Majątek firmy – istotną sprawą jest to, żeby posiadany majątek był adekwatny do tego co w bilansie i na co wskazują dotychczasowe doświadczenia. Jeśli ktoś od 20 lat prowadzi biznes, dokumenty wskazują na to, że jest on całkiem rentowny, ale z jakiś względów nie ma majątku to coś jest na rzeczy. No i tutaj pytanie czy po prostu firma jest od zarabiania pieniędzy a majątek transferowany w ręce właściciela? Czy istnieje rozdzielność majątkowa? Pytań może być kilka. Warto jednak zawsze ten majątek pokazać. Często pojawia się tutaj zgrzyt związany z podejściem do tego delikatnego tematu. Wynika on z tego, że Klient prowadzący firmę z jednej strony traktuje ją jako wehikuł do przyjęcia ryzyka realizacji kontraktu i przetransferowania środków do swojej prywatnej kieszeni – np. realizując prace przy pomocy spółki z ograniczoną odpowiedzialnością z które pieniądze są wypłacane już do osoby fizycznej, tak jakby sam zakładał, że w każdej chwili jego firma może mieć spore problemy. Z drugiej jednak strony taki Klient próbuje pozyskać na rzecz swojej firmy zabezpieczenie od banku czy towarzystwa ubezpieczeniowego, które miałoby poręczyć realizację kontraktu obdarzając taką spółkę de facto większym zaufaniem niż jej właściciel. Są to marginalne sytuacje, ale się zdarzają. Pamiętam takie krótkie spotkanie z prezesem spółki, która była generalnym wykonawcą różnych kontraktów, realizowanych przez podwykonawców. Bardzo szybko okazało się, że spółka nic niema. Nieco dłużej zajęło ustalenie, że jest to kolejny już „wehikuł”, którego używał pan prezes do realizacji prac. Poprzednie zostały unicestwione w drodze … upadłości. Osobiście staramy się nie pracować z Klientami mającymi takie podejście do biznesu. Upadłość dla pana prezesa oznaczała złożenie odpowiedniego wniosku w KRS i likwidację majątku (którego w zasadzie nie było). Jednak dla podwykonawców takiego niesolidnego podmiotu oznacza to spory problem. To taki ekstremalny na szczęście przykład. W zdecydowanej większości przypadków osoby prowadzące biznes mają majątek adekwatny do realizowanych zysków. Warto jednak pamiętać, żeby się nim odpowiednio pochwalić. Osoby z natury skromne muszą tutaj zacisnąć zęby. Odpowiednia ilość zer w oświadczeniu majątkowym przekłada się wprost na odpowiednio duży limit gwarancyjny. 

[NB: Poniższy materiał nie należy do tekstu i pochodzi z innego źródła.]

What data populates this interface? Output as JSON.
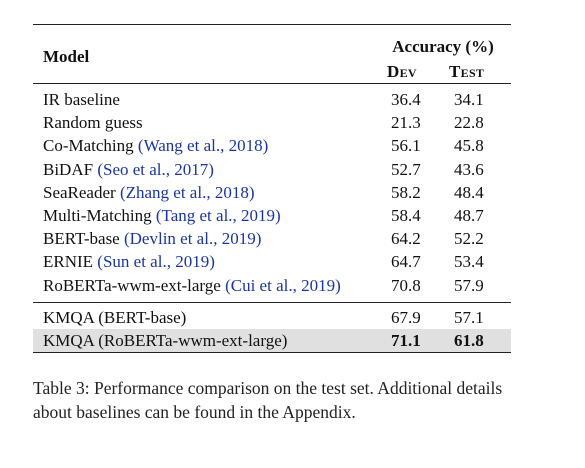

Jak widać tych kluczowych czynników, które mogą stanowić problem w uzyskaniu gwarancji nie ma bardzo dużo. Kluczem jednak jest odpowiednio zharmonizowany proces i nie strzelanie ślepakami na zasadzie „może się uda”. Pierwsze wrażenie robimy tylko raz, jeśli chcemy przekonać kogoś do poręczenia za nas naszych prac zróbmy to po prostu porządnie od początku.